Do directors pay NI differently from employees?
Yes - directors have "annual earnings basis" NI calculation, not the monthly basis applied to employees. NI is calculated on TOTAL annual earnings rather than month-by-month. The thresholds apply once per year, not 12 times. Implication for directors paid irregular salary: one big lump-sum payment in March doesn't get the per-month threshold benefit that an employee would (employee getting £40k in March pays employee NI on most of it; director paid same £40k in March doesn't pay more or less than if it had been spread across 12 months). The "annual basis" was created to prevent directors timing salary payments to abuse the monthly thresholds. Most owner-managed companies pay directors a regular £12,570 salary throughout the year + dividends - the annual basis doesn't change this. For director-only PSCs the Class 1A employer NI on benefits-in-kind (company car, private health insurance) follows annual rules too.
How are bonuses treated for NI?
Bonuses are EARNINGS for NI - same Class 1 rules apply. A £10,000 bonus on top of £45,000 salary: bonus stacks at the highest band. Employee NI on bonus: portion below £50,270 at 8%, portion above at 2%. Employer NI 15% on full bonus above £5,000 (already above for any employee with salary above ST). Bonus sacrifice into pension SAVES the employee 8% / 2% NI plus employer 15% NI (if pass-through). The most tax-efficient single annual move available for higher-rate earners with discretionary bonuses. See our bonus tax 2026/27 worked examples for the detailed math + 20-cell scenario matrix.
How do I check my NI record and State Pension forecast?
Free online via HMRC's Personal Tax Account at gov.uk/personal-tax-account and State Pension forecast at gov.uk/check-state-pension.

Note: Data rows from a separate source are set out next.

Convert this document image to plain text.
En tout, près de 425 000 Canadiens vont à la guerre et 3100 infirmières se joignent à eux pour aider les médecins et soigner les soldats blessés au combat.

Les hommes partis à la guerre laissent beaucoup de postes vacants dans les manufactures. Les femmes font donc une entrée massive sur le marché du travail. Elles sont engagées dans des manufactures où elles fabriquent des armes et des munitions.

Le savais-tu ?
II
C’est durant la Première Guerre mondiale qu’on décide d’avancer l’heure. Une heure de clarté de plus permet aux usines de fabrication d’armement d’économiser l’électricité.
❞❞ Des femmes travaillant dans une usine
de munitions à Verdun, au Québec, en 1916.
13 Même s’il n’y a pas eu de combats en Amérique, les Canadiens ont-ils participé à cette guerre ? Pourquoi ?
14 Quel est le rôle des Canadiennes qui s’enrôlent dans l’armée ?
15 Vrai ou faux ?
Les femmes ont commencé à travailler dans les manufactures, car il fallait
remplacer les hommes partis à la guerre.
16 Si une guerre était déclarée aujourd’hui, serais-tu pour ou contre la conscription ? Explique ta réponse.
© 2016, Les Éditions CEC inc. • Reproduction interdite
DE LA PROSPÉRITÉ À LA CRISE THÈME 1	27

Login with Government Gateway credentials. Personal Tax Account shows: current tax code, year-to-date pay + NI deducted, projected end-of-year position. State Pension forecast shows: years already counted, years still needed for full SP, projected weekly amount at SPA, any qualifying-year gaps. If gaps exist: each gap year can be filled by Class 3 voluntary contributions (£956.80 per year) up to the 6-year buy-back window. The temporary extension to fill gaps back to 2006 CLOSED April 2025. Most people approaching retirement should check 12-24 months before SPA to identify cheapest fill-in years (the gap-year cost is the rate at the time of the missed year, not current rate - so 2006-2012 buyback was much cheaper if you got it in pre-April-2025).